Which generation is most likely to face such a cost burden? The answer may not be what you’d think, according to a new study from ABODO Apartments.
Nearly two-thirds of Millennials rent rather than own, and since the oldest Millennials have yet to reach their 35th birthdays, it’s safe to say they’re at or near the beginning of their careers. Their lower earning power, in theory, translates into a higher hurdle for meeting the monthly rent check.
However, ABODO says, on the whole that isn’t the case. Slightly over 30% of Millennials overall face a housing cost burden, while 46.5% of Millennial renters do. Baby Boomers are far less likely to rent—with just 23.3% of them doing so, although that number is expected to grow significantly—but among renting Boomers, 49% are cost-burdened.
ABODO attributes this largely to the fixed incomes that come with retirement or semi-retirement. At an average of $890 per month—compared to $980 for Millennials and $1,050 for Gen Xers—Boomers pay the lowest median rents. That’s fortunate, ABODO says, “considering they earn the lowest median household income by nearly $7,000.” Renting Boomer households live on an income of $33,000, lower than the $39.900 median income earned by Millennials and $44,700 by Gen X.
We may see more Boomers running up against this cost hurdle. “According to the State of the Nation’s Housing 2017 report by Harvard’s Joint Center for Housing Studies, 44% of renter growth between 2005 and 2016 was due to households aged 55 and older,” states an ABODO report. “A Freddie Mac survey projects that number will grow, finding that 71% of those aged 55 and older expect to rent their next home, and 60% cite affordability as a main factor in their housing decisions.”

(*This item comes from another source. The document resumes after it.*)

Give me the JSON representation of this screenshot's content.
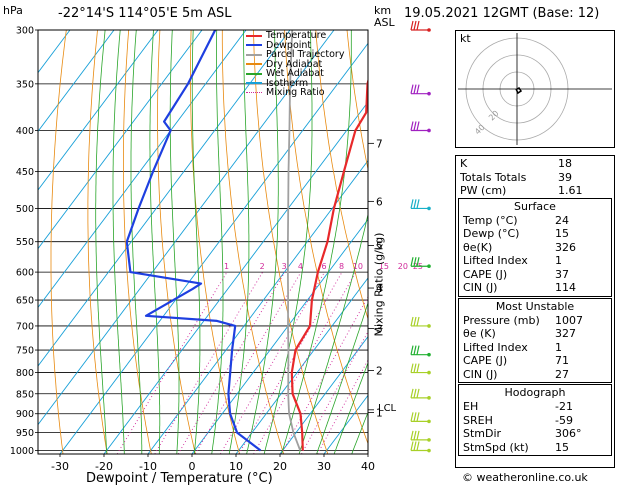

The youngest of the three generations, Millennials are alternately praised and scolded for their financial management. However, ABODO cites a recent study showing that “Millennials are concerned about their money, too: 67% say their financial stress plagues their thoughts and productivity at work. Considering that 80% of Millennials want to become homeowners—though only about a third have been able to hurdle the down payment—and are still falling below the cost burden mark in such high numbers, that stress seems inevitable.”